It is common that large corporate groups seek to take advantage of relief provided by ASIC to reduce both the regulatory compliance burden and the cost burden of managing a large group by relieving certain wholly-owned subsidiaries from the requirement to prepare and lodge financial statements.

WHEN IS THE LODGMENT DEADLINE?

It is important that if you are considering applying for relief, that you start the process early to ensure that all of the lodgments are done before the lodgment deadline.

For companies with a financial year which ends on:

  •  31 December of each year:  Your documents must be lodged with ASIC prior to 31 December 2015.
  • 30 June of each year: Your documents must lodge your documents prior to 30 June 2016.  

WHICH ENTITIES WITHIN A CORPORATE GROUP ARE ELIGIBLE?

If your corporate group consists of:

  •  public companies limited by shares;
  •  public companies limited by guarantee; or
  •  large proprietary companies (subject to certain exemptions),

and where the entities are not controlled by a foreign company and are wholly owned by a parent entity, your group may be eligible to apply for relief under ASIC Class Order 98/1418 (ASIC Class Order).

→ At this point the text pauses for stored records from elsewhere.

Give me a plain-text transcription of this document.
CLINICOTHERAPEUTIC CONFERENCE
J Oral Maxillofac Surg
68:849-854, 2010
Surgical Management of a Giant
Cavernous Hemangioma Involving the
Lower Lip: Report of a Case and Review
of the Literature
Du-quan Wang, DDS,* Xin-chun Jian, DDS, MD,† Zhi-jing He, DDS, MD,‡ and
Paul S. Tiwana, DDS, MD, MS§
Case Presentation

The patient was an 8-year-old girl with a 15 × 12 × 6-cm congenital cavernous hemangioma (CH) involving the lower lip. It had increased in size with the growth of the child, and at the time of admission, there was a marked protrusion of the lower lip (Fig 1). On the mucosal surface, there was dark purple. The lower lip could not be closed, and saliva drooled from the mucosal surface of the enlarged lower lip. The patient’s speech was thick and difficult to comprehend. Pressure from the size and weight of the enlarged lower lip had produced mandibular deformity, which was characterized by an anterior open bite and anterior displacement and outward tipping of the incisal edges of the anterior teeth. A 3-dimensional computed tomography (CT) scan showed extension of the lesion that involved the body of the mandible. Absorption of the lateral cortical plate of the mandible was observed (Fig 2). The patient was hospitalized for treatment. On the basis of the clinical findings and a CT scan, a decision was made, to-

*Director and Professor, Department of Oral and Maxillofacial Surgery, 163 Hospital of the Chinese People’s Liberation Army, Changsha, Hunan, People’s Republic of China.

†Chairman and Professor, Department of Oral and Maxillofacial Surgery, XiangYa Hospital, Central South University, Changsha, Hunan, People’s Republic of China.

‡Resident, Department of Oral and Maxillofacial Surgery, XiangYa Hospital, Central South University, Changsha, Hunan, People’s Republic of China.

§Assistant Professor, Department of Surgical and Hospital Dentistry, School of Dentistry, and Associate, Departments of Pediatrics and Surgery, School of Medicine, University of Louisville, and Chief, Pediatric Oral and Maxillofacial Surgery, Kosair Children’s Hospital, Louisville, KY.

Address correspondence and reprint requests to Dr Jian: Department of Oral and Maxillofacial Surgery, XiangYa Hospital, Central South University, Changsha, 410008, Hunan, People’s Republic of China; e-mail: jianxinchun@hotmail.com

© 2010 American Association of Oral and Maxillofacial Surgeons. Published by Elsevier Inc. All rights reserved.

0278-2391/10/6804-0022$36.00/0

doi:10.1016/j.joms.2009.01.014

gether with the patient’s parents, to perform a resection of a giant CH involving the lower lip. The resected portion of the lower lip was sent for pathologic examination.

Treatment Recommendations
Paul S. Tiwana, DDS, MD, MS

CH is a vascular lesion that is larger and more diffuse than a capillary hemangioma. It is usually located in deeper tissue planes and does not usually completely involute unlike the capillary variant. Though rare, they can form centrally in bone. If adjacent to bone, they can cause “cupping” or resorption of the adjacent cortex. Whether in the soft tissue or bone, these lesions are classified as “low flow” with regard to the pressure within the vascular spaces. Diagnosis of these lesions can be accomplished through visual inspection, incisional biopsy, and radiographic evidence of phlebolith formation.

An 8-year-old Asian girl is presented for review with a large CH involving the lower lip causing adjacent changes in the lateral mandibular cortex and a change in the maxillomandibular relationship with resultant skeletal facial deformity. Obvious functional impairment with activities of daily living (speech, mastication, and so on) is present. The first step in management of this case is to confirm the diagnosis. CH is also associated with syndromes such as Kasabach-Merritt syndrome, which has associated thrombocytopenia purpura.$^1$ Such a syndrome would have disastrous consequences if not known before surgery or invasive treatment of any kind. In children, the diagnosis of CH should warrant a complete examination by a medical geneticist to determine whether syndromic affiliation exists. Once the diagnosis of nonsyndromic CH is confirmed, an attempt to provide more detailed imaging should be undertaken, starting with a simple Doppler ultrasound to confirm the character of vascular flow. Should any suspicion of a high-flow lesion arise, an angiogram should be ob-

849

WHAT IS THE BENEFIT OF THE RELIEF?

The ASIC Class Order is designed to provide relief to wholly-owned entities from preparing and lodging financial accounts.  This is achieved by a deed of cross guarantee between a parent company and one or more of its wholly-owned subsidiaries.

Further, the liabilities of an entity may be satisfied by using the “group resources” rather than just the resources of the company itself.

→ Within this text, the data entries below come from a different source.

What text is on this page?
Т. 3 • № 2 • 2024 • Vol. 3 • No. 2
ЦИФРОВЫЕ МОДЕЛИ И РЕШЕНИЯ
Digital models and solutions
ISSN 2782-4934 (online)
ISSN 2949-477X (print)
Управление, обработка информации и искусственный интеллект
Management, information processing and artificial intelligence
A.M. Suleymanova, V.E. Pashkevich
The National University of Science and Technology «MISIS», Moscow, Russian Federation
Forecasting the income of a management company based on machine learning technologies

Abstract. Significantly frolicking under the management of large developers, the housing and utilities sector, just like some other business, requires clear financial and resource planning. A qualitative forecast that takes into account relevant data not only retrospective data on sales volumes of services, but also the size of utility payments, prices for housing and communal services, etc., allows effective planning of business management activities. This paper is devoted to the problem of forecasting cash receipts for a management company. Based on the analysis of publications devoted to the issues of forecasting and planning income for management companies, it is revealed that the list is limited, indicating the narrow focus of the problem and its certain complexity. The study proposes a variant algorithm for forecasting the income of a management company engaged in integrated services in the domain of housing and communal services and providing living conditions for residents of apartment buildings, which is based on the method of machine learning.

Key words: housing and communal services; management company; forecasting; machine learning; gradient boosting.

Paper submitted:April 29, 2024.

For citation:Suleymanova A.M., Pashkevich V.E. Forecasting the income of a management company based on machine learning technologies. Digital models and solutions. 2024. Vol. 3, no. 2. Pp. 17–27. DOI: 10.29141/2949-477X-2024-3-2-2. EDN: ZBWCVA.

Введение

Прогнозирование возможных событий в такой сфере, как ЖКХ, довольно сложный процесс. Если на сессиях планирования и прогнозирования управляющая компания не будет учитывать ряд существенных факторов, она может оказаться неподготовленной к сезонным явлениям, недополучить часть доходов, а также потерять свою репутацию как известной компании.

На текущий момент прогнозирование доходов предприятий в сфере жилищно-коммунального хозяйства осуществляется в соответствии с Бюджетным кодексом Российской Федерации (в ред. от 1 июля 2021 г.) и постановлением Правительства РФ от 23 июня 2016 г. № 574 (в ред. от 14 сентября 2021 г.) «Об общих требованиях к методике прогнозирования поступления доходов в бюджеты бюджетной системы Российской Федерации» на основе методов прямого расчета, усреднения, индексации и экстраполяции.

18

DISADVANTAGES OF APPLYING FOR RELIEF?

Each entity within the group must consider whether or not it is in the best interests of that entity to be a party to the deed. 

Because the deed of cross-guarantee results in a parent company and its subsidiaries as being recognised as a single legal entity, liability is no longer limited to the individual subsidiaries themselves, and in some instances creditors will have rights to the assets of the parent company and other subsidiaries in an event of insolvency.

It is therefore imperative that corporate groups only execute a deed cross guarantee when they are confident that an insolvency event will not occur and that they “opt out” (using the specific process set out by ASIC) if they believe one has the potential to arise.

WHAT HAPPENS IF A STEP IS MISSED?

In ASIC's view, a failure to satisfy any of the conditions of the relief for a financial year means that the subsidiary cannot take advantage of the relief for that financial year.

If documents are not lodged, not executed correctly, contain errors in respect of parties names or ACNs etc, there is a risk that the company cannot not rely on the Class Order relief for the relevant year and possibly for relief for future financial years, and would need to lodge individual statutory accounts for that financial year. 

This can be an expensive exercise and one which will usually only be discovered after the deadline for the subsidiary to lodge individual statutory accounts will also have passed.

CHECK LIST FOR APPLYING FOR RELIEF?

In order to rely upon ASIC Class Order 98/1418, the following will need to be satisfied:

  • There is a correctly executed and certified deed of cross guarantee in the form of the relevant proforma deed (PF 24)?  (Note: it is important to check ACNs, names of companies that a party to the deed etc. to ensure they are correct, that an alternative trustee is named and that only wholly owned entities are part of the closed group and party to the deed).
  • The documents have been certified by a legal practitioner with a current practising certificate? 
  • Have solvency statements been prepared for the entities and do they reference the deed and each of the parties to the deed?
  • Have the documents been lodged with ASIC on time (before 31 December or before 30 June)?
  • Have the wholly owned entities each lodged an “opt-in” notice within four months of the end of the first financial year that relief is required?